VIII. D.________ et consorts, débiteurs
solidaires, verseront à B.________ et C.________, créanciers solidaires, une
indemnité de 1'000 (mille) francs à titre de dépens.
IX. L'Association A.________, versera à B.________
et C.________, créanciers solidaires, une indemnité de 1'000 (mille) francs à
titre de dépens.
X. F.________ et consorts, débiteurs
solidaires, verseront à B.________ et C.________, créanciers solidaires, une
indemnité de 1'000 (mille) francs à titre de dépens.
XI. D.________ et consorts, débiteurs
solidaires, verseront à la Commune de Lutry, une indemnité de 1'000 (mille)
francs à titre de dépens.
XII. L'Association A.________ versera à la
Commune de Lutry, une indemnité de 1'000 (mille) francs à titre de dépens.
XIII. F.________ et consorts, débiteurs
solidaires, verseront à la Commune de Lutry, une indemnité de 1'000 (mille)
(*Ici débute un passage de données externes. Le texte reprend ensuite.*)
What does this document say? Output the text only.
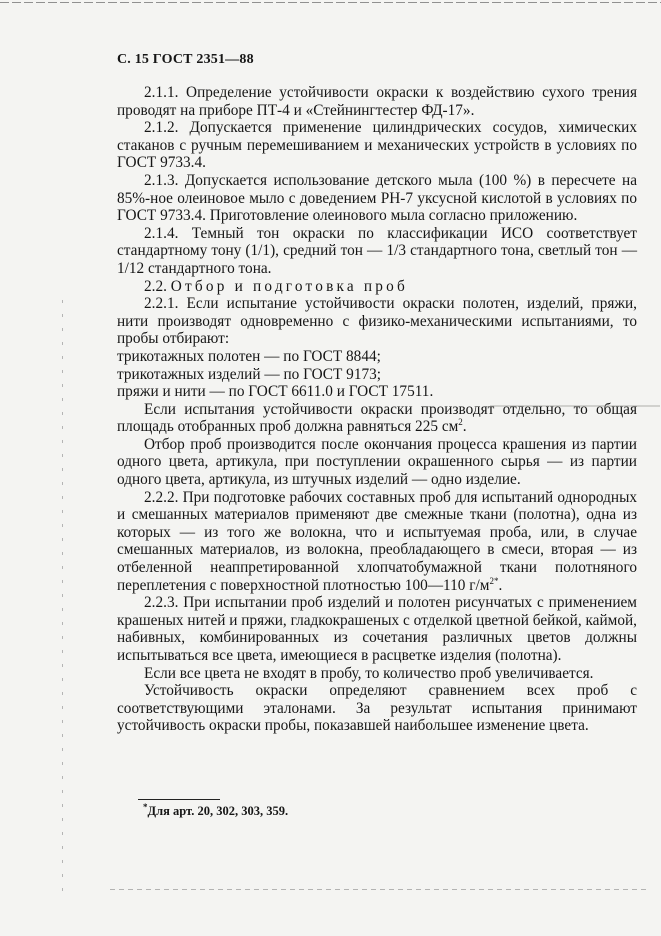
С. 15 ГОСТ 2351—88

2.1.1. Определение устойчивости окраски к воздействию сухого трения проводят на приборе ПТ-4 и «Стейнингтестер ФД-17».

2.1.2. Допускается применение цилиндрических сосудов, химических стаканов с ручным перемешиванием и механических устройств в условиях по ГОСТ 9733.4.

2.1.3. Допускается использование детского мыла (100 %) в пересчете на 85%-ное олеиновое мыло с доведением РН-7 уксусной кислотой в условиях по ГОСТ 9733.4. Приготовление олеинового мыла согласно приложению.

2.1.4. Темный тон окраски по классификации ИСО соответствует стандартному тону (1/1), средний тон — 1/3 стандартного тона, светлый тон — 1/12 стандартного тона.

2.2. Отбор и подготовка проб

2.2.1. Если испытание устойчивости окраски полотен, изделий, пряжи, нити производят одновременно с физико-механическими испытаниями, то пробы отбирают:

трикотажных полотен — по ГОСТ 8844;

трикотажных изделий — по ГОСТ 9173;

пряжи и нити — по ГОСТ 6611.0 и ГОСТ 17511.

Если испытания устойчивости окраски производят отдельно, то общая площадь отобранных проб должна равняться 225 $см^2$.

Отбор проб производится после окончания процесса крашения из партии одного цвета, артикула, при поступлении окрашенного сырья — из партии одного цвета, артикула, из штучных изделий — одно изделие.

2.2.2. При подготовке рабочих составных проб для испытаний однородных и смешанных материалов применяют две смежные ткани (полотна), одна из которых — из того же волокна, что и испытуемая проба, или, в случае смешанных материалов, из волокна, преобладающего в смеси, вторая — из отбеленной неаппретированной хлопчатобумажной ткани полотняного переплетения с поверхностной плотностью 100—110 $г/м^{2*}$.

2.2.3. При испытании проб изделий и полотен рисунчатых с применением крашеных нитей и пряжи, гладкокрашеных с отделкой цветной бейкой, каймой, набивных, комбинированных из сочетания различных цветов должны испытываться все цвета, имеющиеся в расцветке изделия (полотна).

Если все цвета не входят в пробу, то количество проб увеличивается.

Устойчивость окраски определяют сравнением всех проб с соответствующими эталонами. За результат испытания принимают устойчивость окраски пробы, показавшей наибольшее изменение цвета.

*Для арт. 20, 302, 303, 359.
francs à titre de dépens."
H.
Parallèlement à la procédure de permis de construire précitée, E.________
et F.________ ont déposé, le 4 septembre 2015, une demande tendant à
l'élaboration d'un plan de quartier pour les parcelles nos 1301,
1302 et 1303, en application de l'art. 67 al. 2 de la loi sur l'aménagement du
territoire et les constructions du 4 décembre 1985 (LATC; BLV 700.11), dans sa
teneur en vigueur à ce moment-là.
Par décision du 18 février 2016, la Municipalité a
refusé d'entreprendre une procédure de plan de quartier pour les parcelles nos
1301, 1302 et 1303 de la Commune de Lutry.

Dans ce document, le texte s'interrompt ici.